J: One thing that I think a lot of people think about when they hear, you know, modifying genomes, is the thought of ethics. At a high level, could you give us an idea of what decision-making bodies exist within this realm, and who has a seat at the table?


K: So, we hear about designer babies—CRISPR has been used to change genes in human embryos that resulted in live births, as we've heard in the media. Then, there are scientists that are generating sterile mosquitoes to combat diseases—who knows what the long-term environmental impact and biological effects that has on the species and adjacent species.

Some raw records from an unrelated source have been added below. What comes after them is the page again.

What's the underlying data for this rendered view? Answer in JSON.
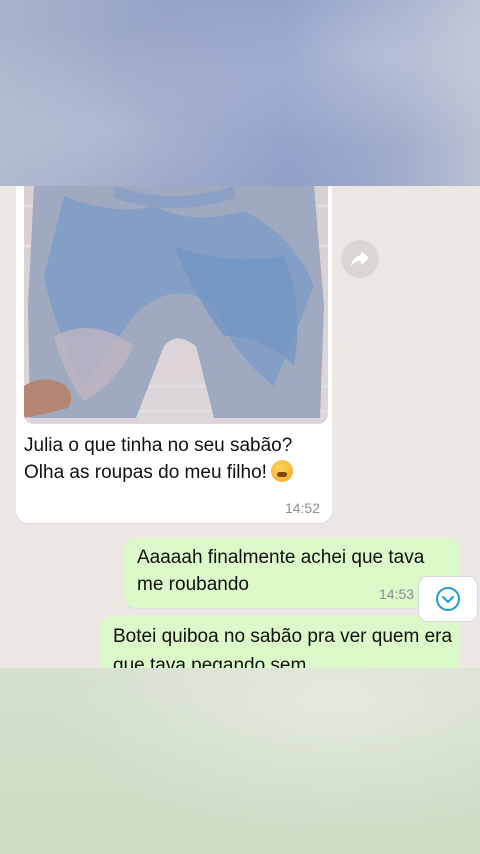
{
  "messages": {
    "incoming": {
      "text": "Julia o que tinha no seu sabão? Olha as roupas do meu filho!",
      "emoji": "tired-face-emoji",
      "time": "14:52",
      "attachment": "photo-of-stained-pants"
    },
    "outgoing_1": {
      "text": "Aaaaah finalmente achei que tava me roubando",
      "time": "14:53"
    },
    "outgoing_2": {
      "text": "Botei quiboa no sabão pra ver quem era que tava pegando sem"
    }
  },
  "controls": {
    "forward_icon": "forward-arrow-icon",
    "scroll_down_icon": "chevron-down-icon"
  },
  "colors": {
    "incoming_bubble": "#ffffff",
    "outgoing_bubble": "#dcf7c8",
    "chat_background": "#ece7e2",
    "accent": "#1d9bd7"
  }
}
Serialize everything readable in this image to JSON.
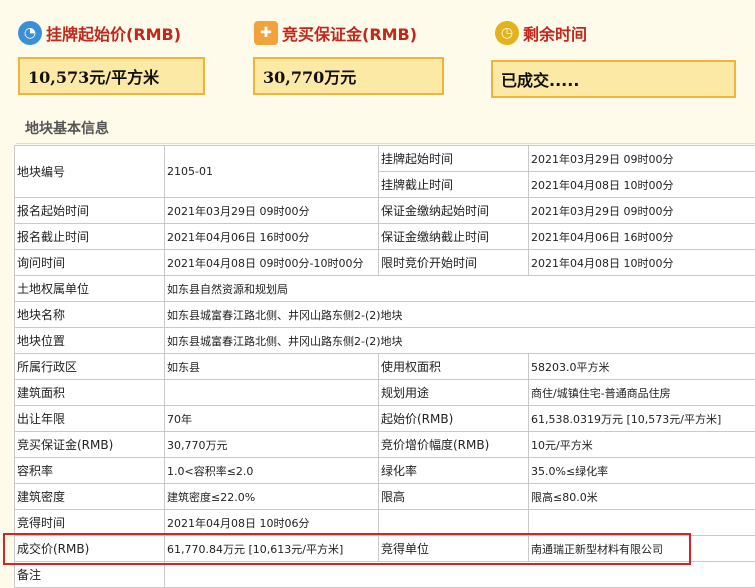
{
  "header": {
    "price_label": "挂牌起始价(RMB)",
    "deposit_label": "竞买保证金(RMB)",
    "time_label": "剩余时间",
    "price_value": "10,573元/平方米",
    "deposit_value": "30,770万元",
    "time_value": "已成交....."
  },
  "section_title": "地块基本信息",
  "table": {
    "r1": [
      "地块编号",
      "2105-01",
      "挂牌起始时间",
      "2021年03月29日 09时00分"
    ],
    "r2": [
      "挂牌截止时间",
      "2021年04月08日 10时00分"
    ],
    "r3": [
      "报名起始时间",
      "2021年03月29日 09时00分",
      "保证金缴纳起始时间",
      "2021年03月29日 09时00分"
    ],
    "r4": [
      "报名截止时间",
      "2021年04月06日 16时00分",
      "保证金缴纳截止时间",
      "2021年04月06日 16时00分"
    ],
    "r5": [
      "询问时间",
      "2021年04月08日 09时00分-10时00分",
      "限时竞价开始时间",
      "2021年04月08日 10时00分"
    ],
    "r6": [
      "土地权属单位",
      "如东县自然资源和规划局"
    ],
    "r7": [
      "地块名称",
      "如东县城富春江路北侧、井冈山路东侧2-(2)地块"
    ],
    "r8": [
      "地块位置",
      "如东县城富春江路北侧、井冈山路东侧2-(2)地块"
    ],
    "r9": [
      "所属行政区",
      "如东县",
      "使用权面积",
      "58203.0平方米"
    ],
    "r10": [
      "建筑面积",
      "",
      "规划用途",
      "商住/城镇住宅-普通商品住房"
    ],
    "r11": [
      "出让年限",
      "70年",
      "起始价(RMB)",
      "61,538.0319万元 [10,573元/平方米]"
    ],
    "r12": [
      "竞买保证金(RMB)",
      "30,770万元",
      "竞价增价幅度(RMB)",
      "10元/平方米"
    ],
    "r13": [
      "容积率",
      "1.0<容积率≤2.0",
      "绿化率",
      "35.0%≤绿化率"
    ],
    "r14": [
      "建筑密度",
      "建筑密度≤22.0%",
      "限高",
      "限高≤80.0米"
    ],
    "r15": [
      "竞得时间",
      "2021年04月08日 10时06分",
      "",
      ""
    ],
    "r16": [
      "成交价(RMB)",
      "61,770.84万元 [10,613元/平方米]",
      "竞得单位",
      "南通瑞正新型材料有限公司"
    ],
    "r17": [
      "备注",
      ""
    ]
  },
  "colors": {
    "accent": "#c0281c",
    "box_border": "#f0b43a",
    "box_fill": "#fce9a6",
    "highlight": "#e02020"
  }
}
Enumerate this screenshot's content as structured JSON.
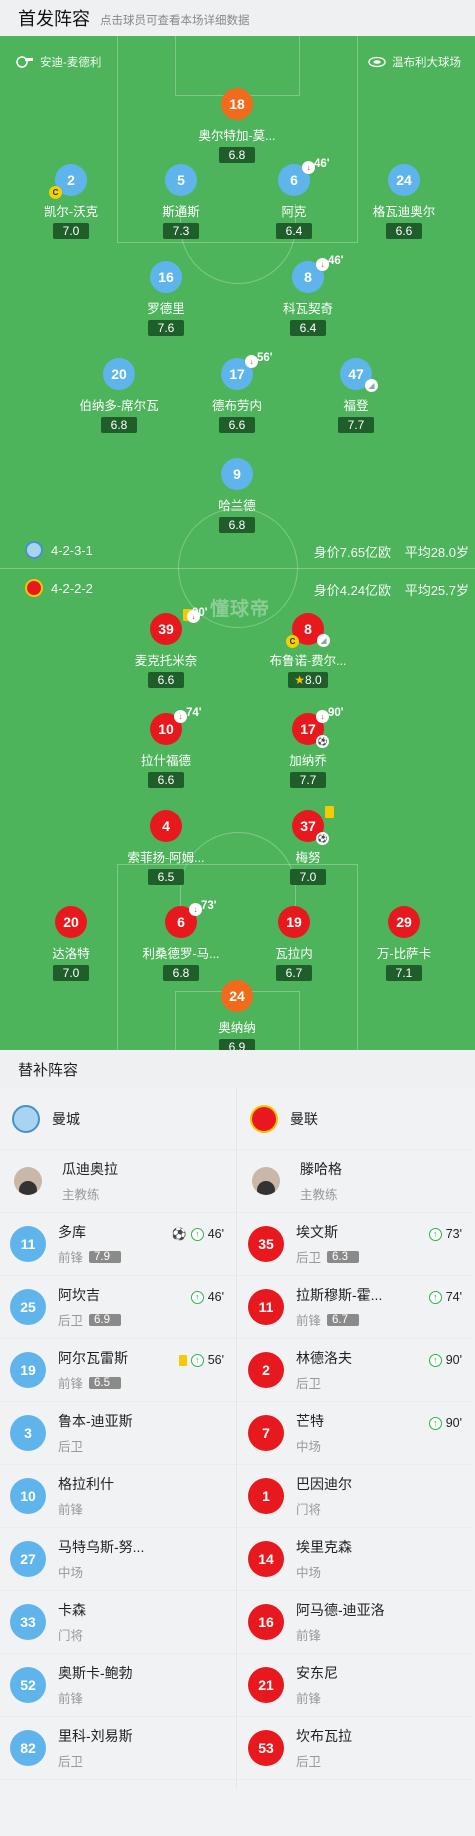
{
  "header": {
    "title": "首发阵容",
    "subtitle": "点击球员可查看本场详细数据"
  },
  "venue": {
    "home": "安迪-麦德利",
    "away": "温布利大球场"
  },
  "watermark": "懂球帝",
  "home_team": {
    "formation": "4-2-3-1",
    "value": "身价7.65亿欧",
    "age": "平均28.0岁"
  },
  "away_team": {
    "formation": "4-2-2-2",
    "value": "身价4.24亿欧",
    "age": "平均25.7岁"
  },
  "home_players": [
    {
      "num": "18",
      "name": "奥尔特加-莫...",
      "rating": "6.8"
    },
    {
      "num": "2",
      "name": "凯尔-沃克",
      "rating": "7.0"
    },
    {
      "num": "5",
      "name": "斯通斯",
      "rating": "7.3"
    },
    {
      "num": "6",
      "name": "阿克",
      "rating": "6.4",
      "sub_time": "46'"
    },
    {
      "num": "24",
      "name": "格瓦迪奥尔",
      "rating": "6.6"
    },
    {
      "num": "16",
      "name": "罗德里",
      "rating": "7.6"
    },
    {
      "num": "8",
      "name": "科瓦契奇",
      "rating": "6.4",
      "sub_time": "46'"
    },
    {
      "num": "20",
      "name": "伯纳多-席尔瓦",
      "rating": "6.8"
    },
    {
      "num": "17",
      "name": "德布劳内",
      "rating": "6.6",
      "sub_time": "56'"
    },
    {
      "num": "47",
      "name": "福登",
      "rating": "7.7"
    },
    {
      "num": "9",
      "name": "哈兰德",
      "rating": "6.8"
    }
  ],
  "away_players": [
    {
      "num": "39",
      "name": "麦克托米奈",
      "rating": "6.6",
      "sub_time": "90'"
    },
    {
      "num": "8",
      "name": "布鲁诺-费尔...",
      "rating": "8.0"
    },
    {
      "num": "10",
      "name": "拉什福德",
      "rating": "6.6",
      "sub_time": "74'"
    },
    {
      "num": "17",
      "name": "加纳乔",
      "rating": "7.7",
      "sub_time": "90'"
    },
    {
      "num": "4",
      "name": "索菲扬-阿姆...",
      "rating": "6.5"
    },
    {
      "num": "37",
      "name": "梅努",
      "rating": "7.0"
    },
    {
      "num": "20",
      "name": "达洛特",
      "rating": "7.0"
    },
    {
      "num": "6",
      "name": "利桑德罗-马...",
      "rating": "6.8",
      "sub_time": "73'"
    },
    {
      "num": "19",
      "name": "瓦拉内",
      "rating": "6.7"
    },
    {
      "num": "29",
      "name": "万-比萨卡",
      "rating": "7.1"
    },
    {
      "num": "24",
      "name": "奥纳纳",
      "rating": "6.9"
    }
  ],
  "subs": {
    "title": "替补阵容",
    "home": {
      "team": "曼城",
      "coach": {
        "name": "瓜迪奥拉",
        "role": "主教练"
      },
      "players": [
        {
          "num": "11",
          "name": "多库",
          "pos": "前锋",
          "rating": "7.9",
          "time": "46'"
        },
        {
          "num": "25",
          "name": "阿坎吉",
          "pos": "后卫",
          "rating": "6.9",
          "time": "46'"
        },
        {
          "num": "19",
          "name": "阿尔瓦雷斯",
          "pos": "前锋",
          "rating": "6.5",
          "time": "56'"
        },
        {
          "num": "3",
          "name": "鲁本-迪亚斯",
          "pos": "后卫"
        },
        {
          "num": "10",
          "name": "格拉利什",
          "pos": "前锋"
        },
        {
          "num": "27",
          "name": "马特乌斯-努...",
          "pos": "中场"
        },
        {
          "num": "33",
          "name": "卡森",
          "pos": "门将"
        },
        {
          "num": "52",
          "name": "奥斯卡-鲍勃",
          "pos": "前锋"
        },
        {
          "num": "82",
          "name": "里科-刘易斯",
          "pos": "后卫"
        }
      ]
    },
    "away": {
      "team": "曼联",
      "coach": {
        "name": "滕哈格",
        "role": "主教练"
      },
      "players": [
        {
          "num": "35",
          "name": "埃文斯",
          "pos": "后卫",
          "rating": "6.3",
          "time": "73'"
        },
        {
          "num": "11",
          "name": "拉斯穆斯-霍...",
          "pos": "前锋",
          "rating": "6.7",
          "time": "74'"
        },
        {
          "num": "2",
          "name": "林德洛夫",
          "pos": "后卫",
          "time": "90'"
        },
        {
          "num": "7",
          "name": "芒特",
          "pos": "中场",
          "time": "90'"
        },
        {
          "num": "1",
          "name": "巴因迪尔",
          "pos": "门将"
        },
        {
          "num": "14",
          "name": "埃里克森",
          "pos": "中场"
        },
        {
          "num": "16",
          "name": "阿马德-迪亚洛",
          "pos": "前锋"
        },
        {
          "num": "21",
          "name": "安东尼",
          "pos": "前锋"
        },
        {
          "num": "53",
          "name": "坎布瓦拉",
          "pos": "后卫"
        }
      ]
    }
  },
  "colors": {
    "pitch": "#4db45b",
    "city": "#60b4ec",
    "united": "#e8191e",
    "keeper": "#f26a1b"
  }
}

Policy frameworks exist and there is guidance from regulatory bodies such as the FDA, for example, as it pertains to healthcare. But I wonder, and I guess this is my personal opinion, if regulatory bodies are possibly lagging behind. This is simply due to just the pace at which the science is evolving. We're really progressing at lightning speed and not only with gene editing, but with reproductive science, cloning, gene therapy, etc. So, you know, while there are laws that exist, I don't know that those laws cover the breadth of organisms that we're able to edit using CRISPR.


So, in addition to the FDA and probably agricultural regulatory bodies, I don't know the kind of swath of regulations that we need covering ecological impacts and natural resource management, as well as healthcare issues. And this is just my kind of personal view—we really need scientists, policymakers, and people with varying skill sets at the table working to keep ahead of this. I can't really say who is at the table currently, but that's kind of my personal view on where we are and some considerations.